What you need to know about your Dog and COVID-19
Are you worried that you dog may catch COVID-19?
While we understand that you want to protect yourself and your dog, there's currently no real evidence to support that domestic dogs, can get become sick with this new coronavirus. With this in mind, the BC Centre for Disease Control states that, " A pet dog in Hong Kong recently tested positive for the virus but did not show any signs of illness. This animal was from a household with a person infected with COVID-19. This situation is being monitored very closely and any new information on the ability of the virus to cause illness in pets and any other domestic animals will be updated as it becomes available."
During this Covid-19 pandemic, however, many dog owners will be stuck at home with only their dog to keep them company. If you have a dog at home, here are a few things to keep in mind. According to the BCCDC, anyone who is infected with COVID-19 should limit contact with their pet during their illness. If an infected person has to care for a pet, their hands should be thoroughly washed before and after interacting with their animals, as well as their pet's food and supplies. And, of course, any animal exposed to an infected individual should not come in contact with other people. If you are feeling well (no symptoms of COVID-19) and are not self-isolating because of COVID-19 illness, you can continue to take walks with your dog or spend time with your pet. With this in mind, you must practice safe social distancing in parks, and follow city bylaws. Although there isn't any evidence to suggest pets may transmit COVID-19, research from the U.S. Department of Health and Human Services states that, "the virus that causes coronavirus disease 2019 (COVID-19) is stable for several hours to days in aerosols and on surfaces."

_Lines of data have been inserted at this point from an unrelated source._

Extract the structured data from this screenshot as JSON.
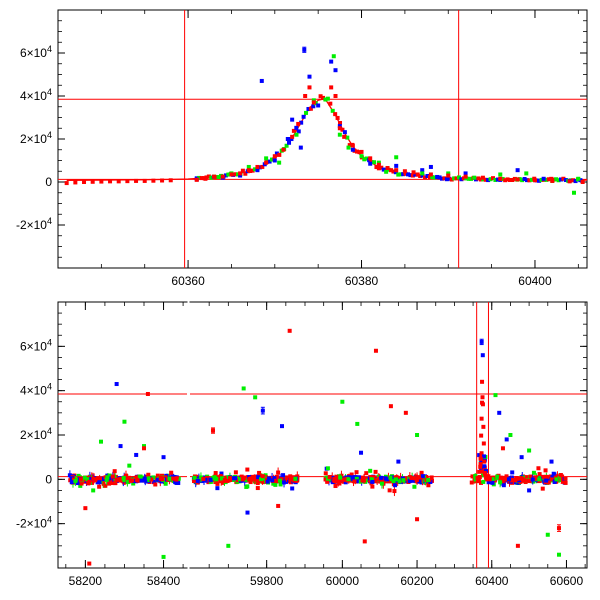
{
  "chart_data": [
    {
      "type": "scatter",
      "title": "",
      "xlabel": "",
      "ylabel": "",
      "xlim": [
        60345,
        60406
      ],
      "ylim": [
        -40000,
        80000
      ],
      "grid": false,
      "x_ticks": [
        {
          "value": 60360,
          "label": "60360"
        },
        {
          "value": 60380,
          "label": "60380"
        },
        {
          "value": 60400,
          "label": "60400"
        }
      ],
      "y_ticks": [
        {
          "value": 60000,
          "label": "6×10",
          "exp": "4"
        },
        {
          "value": 40000,
          "label": "4×10",
          "exp": "4"
        },
        {
          "value": 20000,
          "label": "2×10",
          "exp": "4"
        },
        {
          "value": 0,
          "label": "0",
          "exp": ""
        },
        {
          "value": -20000,
          "label": "-2×10",
          "exp": "4"
        }
      ],
      "reference_lines": {
        "horizontal": [
          38500,
          1200
        ],
        "vertical": [
          60359.6,
          60391.2
        ]
      },
      "model_curve": {
        "color": "#ff0000",
        "x": [
          60346,
          60350,
          60354,
          60358,
          60360,
          60362,
          60364,
          60366,
          60368,
          60369,
          60370,
          60371,
          60372,
          60373,
          60374,
          60375,
          60375.5,
          60376,
          60377,
          60378,
          60379,
          60380,
          60382,
          60384,
          60386,
          60388,
          60390,
          60394,
          60398,
          60402,
          60406
        ],
        "y": [
          800,
          900,
          1000,
          1200,
          1400,
          1900,
          2700,
          4000,
          6200,
          8200,
          11000,
          15000,
          20500,
          27500,
          34500,
          38000,
          38500,
          37500,
          31000,
          23000,
          16500,
          12000,
          6800,
          4300,
          3000,
          2200,
          1700,
          1300,
          1100,
          1000,
          900
        ]
      },
      "series": [
        {
          "color": "#0000ff",
          "points": [
            {
              "x": 60361,
              "y": 1200
            },
            {
              "x": 60364,
              "y": 2000
            },
            {
              "x": 60366,
              "y": 3000
            },
            {
              "x": 60368,
              "y": 5500
            },
            {
              "x": 60368.5,
              "y": 47000
            },
            {
              "x": 60370,
              "y": 10000
            },
            {
              "x": 60371.5,
              "y": 20000
            },
            {
              "x": 60372,
              "y": 29000
            },
            {
              "x": 60373,
              "y": 16000
            },
            {
              "x": 60373.4,
              "y": 61500,
              "err": 1200
            },
            {
              "x": 60374,
              "y": 49000
            },
            {
              "x": 60376.5,
              "y": 56000
            },
            {
              "x": 60377,
              "y": 52000
            },
            {
              "x": 60377.5,
              "y": 26000
            },
            {
              "x": 60379,
              "y": 15000
            },
            {
              "x": 60381,
              "y": 8500
            },
            {
              "x": 60384,
              "y": 7500
            },
            {
              "x": 60387,
              "y": 5500
            },
            {
              "x": 60388,
              "y": 7000
            },
            {
              "x": 60392,
              "y": 4000
            },
            {
              "x": 60398,
              "y": 5500
            },
            {
              "x": 60401,
              "y": 1500
            },
            {
              "x": 60404,
              "y": 500
            }
          ]
        },
        {
          "color": "#00ee00",
          "points": [
            {
              "x": 60363,
              "y": 2500
            },
            {
              "x": 60365,
              "y": 4000
            },
            {
              "x": 60367,
              "y": 7000
            },
            {
              "x": 60369,
              "y": 11000
            },
            {
              "x": 60370.5,
              "y": 9000
            },
            {
              "x": 60372.5,
              "y": 22000
            },
            {
              "x": 60374.5,
              "y": 38000
            },
            {
              "x": 60376.8,
              "y": 58500
            },
            {
              "x": 60377.5,
              "y": 22000
            },
            {
              "x": 60378.5,
              "y": 16000
            },
            {
              "x": 60380,
              "y": 12000
            },
            {
              "x": 60382,
              "y": 9000
            },
            {
              "x": 60384,
              "y": 11500
            },
            {
              "x": 60387,
              "y": 4000
            },
            {
              "x": 60390,
              "y": 4000
            },
            {
              "x": 60393,
              "y": 2000
            },
            {
              "x": 60396,
              "y": 3500
            },
            {
              "x": 60399,
              "y": 4000
            },
            {
              "x": 60402,
              "y": 500
            },
            {
              "x": 60404.5,
              "y": -5000
            },
            {
              "x": 60405,
              "y": 1500
            }
          ]
        },
        {
          "color": "#ff0000",
          "points": [
            {
              "x": 60346,
              "y": -500
            },
            {
              "x": 60347,
              "y": -200
            },
            {
              "x": 60348,
              "y": 0
            },
            {
              "x": 60349,
              "y": 100
            },
            {
              "x": 60350,
              "y": 200
            },
            {
              "x": 60351,
              "y": 300
            },
            {
              "x": 60352,
              "y": 300
            },
            {
              "x": 60353,
              "y": 400
            },
            {
              "x": 60354,
              "y": 500
            },
            {
              "x": 60355,
              "y": 500
            },
            {
              "x": 60356,
              "y": 600
            },
            {
              "x": 60357,
              "y": 700
            },
            {
              "x": 60358,
              "y": 800
            },
            {
              "x": 60361,
              "y": 1000
            },
            {
              "x": 60362,
              "y": 1500
            },
            {
              "x": 60363,
              "y": 2500
            },
            {
              "x": 60364,
              "y": 2500
            },
            {
              "x": 60365,
              "y": 3500
            },
            {
              "x": 60366,
              "y": 4000
            },
            {
              "x": 60367,
              "y": 5500
            },
            {
              "x": 60368,
              "y": 7000
            },
            {
              "x": 60369,
              "y": 9000
            },
            {
              "x": 60370,
              "y": 12000
            },
            {
              "x": 60371,
              "y": 15000
            },
            {
              "x": 60372,
              "y": 21000
            },
            {
              "x": 60372.7,
              "y": 27000
            },
            {
              "x": 60373.5,
              "y": 40000
            },
            {
              "x": 60374,
              "y": 44000
            },
            {
              "x": 60374.5,
              "y": 37000
            },
            {
              "x": 60376.5,
              "y": 44000
            },
            {
              "x": 60377,
              "y": 40000
            },
            {
              "x": 60377.5,
              "y": 25000
            },
            {
              "x": 60378,
              "y": 21000
            },
            {
              "x": 60379,
              "y": 17000
            },
            {
              "x": 60380,
              "y": 14000
            },
            {
              "x": 60381,
              "y": 11000
            },
            {
              "x": 60382,
              "y": 8000
            },
            {
              "x": 60383,
              "y": 6500
            },
            {
              "x": 60384,
              "y": 5500
            },
            {
              "x": 60385,
              "y": 5000
            },
            {
              "x": 60386,
              "y": 4500
            },
            {
              "x": 60388,
              "y": 3500
            },
            {
              "x": 60390,
              "y": 3000
            },
            {
              "x": 60392,
              "y": 2500
            },
            {
              "x": 60394,
              "y": 2000
            },
            {
              "x": 60396,
              "y": 1500
            },
            {
              "x": 60398,
              "y": 1200
            },
            {
              "x": 60400,
              "y": 800
            },
            {
              "x": 60402,
              "y": 500
            },
            {
              "x": 60404,
              "y": 300
            },
            {
              "x": 60405.5,
              "y": 0
            }
          ]
        }
      ]
    },
    {
      "type": "scatter",
      "title": "",
      "xlabel": "",
      "ylabel": "",
      "xlim": [
        58130,
        60655
      ],
      "x_axis_breaks": "three segments: 58130–58460, 59600–59900, 59900–60655",
      "ylim": [
        -40000,
        80000
      ],
      "grid": false,
      "x_ticks": [
        {
          "value": 58200,
          "label": "58200"
        },
        {
          "value": 58400,
          "label": "58400"
        },
        {
          "value": 59800,
          "label": "59800"
        },
        {
          "value": 60000,
          "label": "60000"
        },
        {
          "value": 60200,
          "label": "60200"
        },
        {
          "value": 60400,
          "label": "60400"
        },
        {
          "value": 60600,
          "label": "60600"
        }
      ],
      "y_ticks": [
        {
          "value": 60000,
          "label": "6×10",
          "exp": "4"
        },
        {
          "value": 40000,
          "label": "4×10",
          "exp": "4"
        },
        {
          "value": 20000,
          "label": "2×10",
          "exp": "4"
        },
        {
          "value": 0,
          "label": "0",
          "exp": ""
        },
        {
          "value": -20000,
          "label": "-2×10",
          "exp": "4"
        }
      ],
      "reference_lines": {
        "horizontal": [
          38500,
          1200
        ],
        "vertical": [
          60359.6,
          60391.2
        ]
      },
      "season_ranges": [
        [
          58160,
          58440
        ],
        [
          59610,
          59880
        ],
        [
          59955,
          60240
        ],
        [
          60345,
          60600
        ]
      ],
      "noise_amplitude": 2500,
      "series": [
        {
          "color": "#0000ff",
          "points": [
            {
              "x": 58280,
              "y": 43000
            },
            {
              "x": 58290,
              "y": 15000
            },
            {
              "x": 58330,
              "y": 11000
            },
            {
              "x": 58400,
              "y": 10000
            },
            {
              "x": 59790,
              "y": 31000,
              "err": 1500
            },
            {
              "x": 59840,
              "y": 24000
            },
            {
              "x": 59750,
              "y": -15000
            },
            {
              "x": 60050,
              "y": 12000
            },
            {
              "x": 60150,
              "y": 8000
            },
            {
              "x": 60373,
              "y": 62000,
              "err": 1200
            },
            {
              "x": 60376,
              "y": 56000
            },
            {
              "x": 60420,
              "y": 30000
            },
            {
              "x": 60440,
              "y": 18000
            },
            {
              "x": 60480,
              "y": 10000
            },
            {
              "x": 60500,
              "y": -5000
            },
            {
              "x": 60560,
              "y": 8000
            }
          ]
        },
        {
          "color": "#00ee00",
          "points": [
            {
              "x": 58220,
              "y": -5000
            },
            {
              "x": 58240,
              "y": 17000
            },
            {
              "x": 58300,
              "y": 26000
            },
            {
              "x": 58350,
              "y": 15000
            },
            {
              "x": 58400,
              "y": -35000
            },
            {
              "x": 59740,
              "y": 41000
            },
            {
              "x": 59770,
              "y": 37000
            },
            {
              "x": 59700,
              "y": -30000
            },
            {
              "x": 60000,
              "y": 35000
            },
            {
              "x": 60040,
              "y": 25000
            },
            {
              "x": 60200,
              "y": 20000
            },
            {
              "x": 60410,
              "y": 38000
            },
            {
              "x": 60450,
              "y": 20000
            },
            {
              "x": 60500,
              "y": 13000
            },
            {
              "x": 60550,
              "y": -25000
            },
            {
              "x": 60580,
              "y": -34000
            }
          ]
        },
        {
          "color": "#ff0000",
          "points": [
            {
              "x": 58200,
              "y": -13000
            },
            {
              "x": 58210,
              "y": -38000
            },
            {
              "x": 58350,
              "y": 14000
            },
            {
              "x": 58360,
              "y": 38500
            },
            {
              "x": 59660,
              "y": 22000,
              "err": 1200
            },
            {
              "x": 59860,
              "y": 67000
            },
            {
              "x": 59830,
              "y": -12000
            },
            {
              "x": 60090,
              "y": 58000
            },
            {
              "x": 60130,
              "y": 33000
            },
            {
              "x": 60170,
              "y": 30000
            },
            {
              "x": 60060,
              "y": -28000
            },
            {
              "x": 60200,
              "y": -18000
            },
            {
              "x": 60374,
              "y": 44000
            },
            {
              "x": 60430,
              "y": 14000
            },
            {
              "x": 60470,
              "y": -30000
            },
            {
              "x": 60580,
              "y": -22000,
              "err": 1500
            },
            {
              "x": 60525,
              "y": 5000
            }
          ]
        }
      ]
    }
  ]
}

Since it is conceivable that the virus could linger in a dog or cat's fur, it is recommended to stick to petting your own pup - for now. With this in mind we have compiled 10 tips for dog owners to help them navigate these challenging times, to dogs and their owners stay healthy. Ensure adequate dog products supply “ Dog owners should have enough food, supplements, medications, and any other pet-care products needed to last your dog at least two weeks and, ideally, four weeks. Have a contingency plan Identify someone who can take care of your dog in the event you no longer can. Be sure to inform them of any special care your dog requires. When it comes to medication, make sure to provide specific and detailed directions about dosing and administration. Find indoor games to help dogs exercise There are several ways to engage pets physically and mentally while indoors. Consider playing keep away, getting dogs to chase laser pointers, calling dogs back and forth through the house with treats, blowing bubbles for them to chase, playing hide and seek, or getting them puzzle toys.
You can also encourage them to forage for food, set up an indoor agility course, and play find the toy or treat. Make an indoor or backyard potty “ Having a stash of pee pads in the house may prove useful, if you and your dog don't want to go outdoors. Also, consider making a potty for your dog in the backyard by bordering off an area of the yard. Do not overfeed While more and more Americans are forced to stay home and self-isolate, it is easier than ever to stress eat during this time without realizing it' and overfeed dogs alongside yourself. Develop a schedule “Many dogs, like people, are comforted by routines. As many of us find our daily routines disrupted, it's important to develop new rituals and routines that help give pets structure.
Continue to feed them and walk them on a similar schedule, if possible, or develop new indoor routines to replace the missing rituals. Quarantine yourself from dogs If you have tested positive for COVID-19 or suspect that you may be positive, it remains unclear whether a dog contract COVID-19 or become a vector for passing it, so steer clear of dogs and other humans in your household during this time. If you cannot find someone else to care for your dog, continue providing care yourself, but limit contact with them as much as possible. Try not to pet them but, if you must, wash your hands both before and after. Do not kiss them or snuggle with them, and wear a face mask around them. Once you get better and the quarantine has passed, you can give your pet extra love and snuggles to make up for the couple of weeks apart. Plan for medical emergencies If you have tested positive for COVID-19 or suspect that you may be positive, and your dog becomes sick or experiences an emergency that requires veterinary attention and no one else can take them to a vet or animal hospital, pet owners should call ahead to inform the vet of the situation.
Have updated medical records If worse comes to worst, you may have to board your dog to keep him or her safe. For this reason, it is a good idea to ensure every pet is up to date on his or her vaccines. Also, make sure pets are microchipped and that their records are up to date. Stay calm Since dogs pick up on our nervous energy, the last thing you want to do is stress them out in a way that causes them to act out, further perpetuating your own anxiety. Do some deep breathing, pet them calmly, and make sure to give them your full, undivided attention at least 15 minutes per day, to soothe both them and yourself.